“L’educazione non è un tema fra gli altri, ma ‘il’ tema: consiste nel capire come si trasmette l’esperienza, di qualunque tipo, in un percorso educativo che è al tempo stesso percorso di istruzione”. Esordisce così Giorgio Vittadini, presidente della Fondazione per la Sussidiarietà all’incontro “Educazione: dalla periferia al centro” svoltosi alle 17 in sala Neri – Conai. E, rivolgendosi al ministro dell’Istruzione Stefania Giannini, domanda: “Come vede il fenomeno educativo nell’istruzione, dal punto di vista del suo ruolo e della sua umanità? Il tema del Meeting intende le periferie non solo come luoghi ma come persone. Per noi l’educazione è un percorso in cui si aiuta la persona a diventare centro”.
Il ministro risponde citando papa Francesco e le “periferie esistenziali” e nota che la periferia è “spazio che avanza, abitato da gruppi sfavoriti e svantaggiati, come nei barconi che affondano o nelle grida dall’Iraq”. Secondo Giannini la risposta si rinviene non tanto in considerazioni di tipo economico o militare, quanto nel modello educativo italiano: “Immaginate centinaia di giovani siriani, iracheni, libici, tunisini, che vengono in Italia per studiare”. La crisi crea nuovi poveri e occorre “riconoscere in queste periferie la voglia di emancipazione”, perché il sistema educativo, nato come privilegio, è poi divenuto ascensore sociale.
Il ministro cita poi Renzo Piano, che definisce le periferie “città del futuro”, non in senso estetico ma in quanto “ricche di umanità e quindi di energie”. Spetta proprio alla scuola raccogliere queste energie e farle emergere. Il primo applauso arriva quando Giannini afferma che “la scuola deve sostenere una scelta educativa oggi non ancora garantita”. Ricorda le recenti visite a Catania, nella scuola statale del quartiere di Librino, e a Torino, nella fondazione educativa Piazza dei Mestieri. In queste realtà insegnanti e dirigenti attuano già il percorso auspicato per tutti: “smetterla con l’autoreferenzialità e uscire dal palazzo”.
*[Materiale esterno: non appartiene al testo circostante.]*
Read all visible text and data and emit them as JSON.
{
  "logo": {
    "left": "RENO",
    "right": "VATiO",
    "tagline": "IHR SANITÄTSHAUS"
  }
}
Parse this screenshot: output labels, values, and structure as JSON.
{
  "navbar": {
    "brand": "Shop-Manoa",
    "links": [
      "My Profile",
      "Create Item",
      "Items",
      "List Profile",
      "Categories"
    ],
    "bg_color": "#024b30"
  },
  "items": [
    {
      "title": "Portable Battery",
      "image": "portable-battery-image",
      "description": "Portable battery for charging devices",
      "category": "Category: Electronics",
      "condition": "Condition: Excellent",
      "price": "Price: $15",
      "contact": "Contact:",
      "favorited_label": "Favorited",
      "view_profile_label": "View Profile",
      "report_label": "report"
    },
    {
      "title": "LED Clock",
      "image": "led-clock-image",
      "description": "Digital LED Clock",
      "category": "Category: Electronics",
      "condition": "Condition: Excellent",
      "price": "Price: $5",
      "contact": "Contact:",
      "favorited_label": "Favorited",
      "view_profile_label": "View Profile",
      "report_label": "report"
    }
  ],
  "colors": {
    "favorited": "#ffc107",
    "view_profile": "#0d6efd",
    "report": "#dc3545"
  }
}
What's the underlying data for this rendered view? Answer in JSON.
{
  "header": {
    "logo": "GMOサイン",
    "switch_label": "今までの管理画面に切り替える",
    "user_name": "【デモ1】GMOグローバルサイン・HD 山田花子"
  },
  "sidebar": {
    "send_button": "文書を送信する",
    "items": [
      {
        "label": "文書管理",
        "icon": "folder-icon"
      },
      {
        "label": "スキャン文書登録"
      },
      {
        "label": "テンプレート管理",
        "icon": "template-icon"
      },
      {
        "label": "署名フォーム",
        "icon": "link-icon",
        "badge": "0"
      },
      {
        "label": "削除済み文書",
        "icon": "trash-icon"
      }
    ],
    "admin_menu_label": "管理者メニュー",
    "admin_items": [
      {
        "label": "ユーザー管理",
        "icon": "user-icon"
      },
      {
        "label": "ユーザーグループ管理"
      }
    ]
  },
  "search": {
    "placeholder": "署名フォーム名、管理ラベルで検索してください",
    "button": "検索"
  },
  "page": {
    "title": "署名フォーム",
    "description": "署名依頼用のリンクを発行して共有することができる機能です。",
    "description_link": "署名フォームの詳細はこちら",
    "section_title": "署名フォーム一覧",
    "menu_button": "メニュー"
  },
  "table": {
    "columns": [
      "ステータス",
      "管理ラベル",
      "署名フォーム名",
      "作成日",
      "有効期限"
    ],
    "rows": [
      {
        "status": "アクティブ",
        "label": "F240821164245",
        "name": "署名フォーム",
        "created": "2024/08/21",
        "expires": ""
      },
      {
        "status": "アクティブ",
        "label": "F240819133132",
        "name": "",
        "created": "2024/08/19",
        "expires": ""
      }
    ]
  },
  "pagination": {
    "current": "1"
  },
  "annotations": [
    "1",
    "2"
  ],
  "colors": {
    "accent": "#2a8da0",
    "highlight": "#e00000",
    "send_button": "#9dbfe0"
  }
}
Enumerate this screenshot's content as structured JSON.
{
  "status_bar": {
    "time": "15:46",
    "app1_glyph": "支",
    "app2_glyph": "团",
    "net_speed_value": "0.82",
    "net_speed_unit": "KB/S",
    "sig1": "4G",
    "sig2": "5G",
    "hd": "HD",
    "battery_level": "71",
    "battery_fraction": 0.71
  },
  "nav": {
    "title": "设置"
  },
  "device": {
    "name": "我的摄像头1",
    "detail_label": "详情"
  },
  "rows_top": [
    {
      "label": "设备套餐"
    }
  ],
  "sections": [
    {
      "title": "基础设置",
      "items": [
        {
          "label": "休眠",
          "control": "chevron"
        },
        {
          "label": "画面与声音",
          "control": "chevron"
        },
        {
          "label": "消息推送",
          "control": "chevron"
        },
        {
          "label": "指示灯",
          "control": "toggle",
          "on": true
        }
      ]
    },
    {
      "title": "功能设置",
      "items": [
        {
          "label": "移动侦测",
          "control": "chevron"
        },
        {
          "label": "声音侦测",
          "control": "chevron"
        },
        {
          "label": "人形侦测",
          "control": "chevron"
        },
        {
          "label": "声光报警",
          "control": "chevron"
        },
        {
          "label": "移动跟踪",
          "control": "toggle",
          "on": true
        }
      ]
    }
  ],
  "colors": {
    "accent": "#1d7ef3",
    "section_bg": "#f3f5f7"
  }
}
Per adeguare l’insegnamento alle mutate condizioni sociali, occorre agire in termini di professionalità degli insegnanti, di contenuti e di metodi, “per garantire un maggiore diritto allo studio, un puntuale aggiornamento e l’eliminazione della piaga del precariato”. Il ministro sostiene poi che “è necessario integrare cultura e istruzione: il Louvre ha una struttura interna per formare alla pratica museale: perché non potrebbe esistere anche a Pompei o agli Uffizi?”. Dobbiamo inoltre attenderci quanto prima “un cambiamento di basilari regole del gioco, cioè il contratto di lavoro, che dovrebbe introdurre la valutazione per merito degli insegnanti e delle scuole”.
Al termine sono state poste tre domande. Alberto Bonfanti, insegnante e responsabile del Centro di aiuto allo studio Portofranco, chiede come il ministro intenda valorizzare l’insegnante attraverso la progressione di carriera. La domanda di Marco Masi, presidente della Federazione Opere Educative, è “Quali passi farà per un’effettiva integrazione delle scuole paritarie?”, mentre Dario Odifreddi di Piazza dei Mestieri, rallegrandosi per il riconoscimento della formazione professionale, chiede che ne venga esplicitato il ruolo e audacemente si propone a collaborare per la creazione nell’Italia meridionale di quindici centri di istruzione professionale di eccellenza.
Il ministro, rispondendo, precisa che intende la progressione di carriera non solo come basata sull’anzianità ma sulle attività svolte, con penalità per chi non fa il proprio dovere. Sulla parità scolastica si dice preoccupata più da un pregiudizio culturale che dalla mancanza di risorse economiche: “Quando un governo decide di investire nella centralità della persona, le risorse si trovano”. Infine invita, per le scuole di eccellenza professionale, a fare ricorso ai PON, ovvero ai Piani Operativi Nazionali del ministero.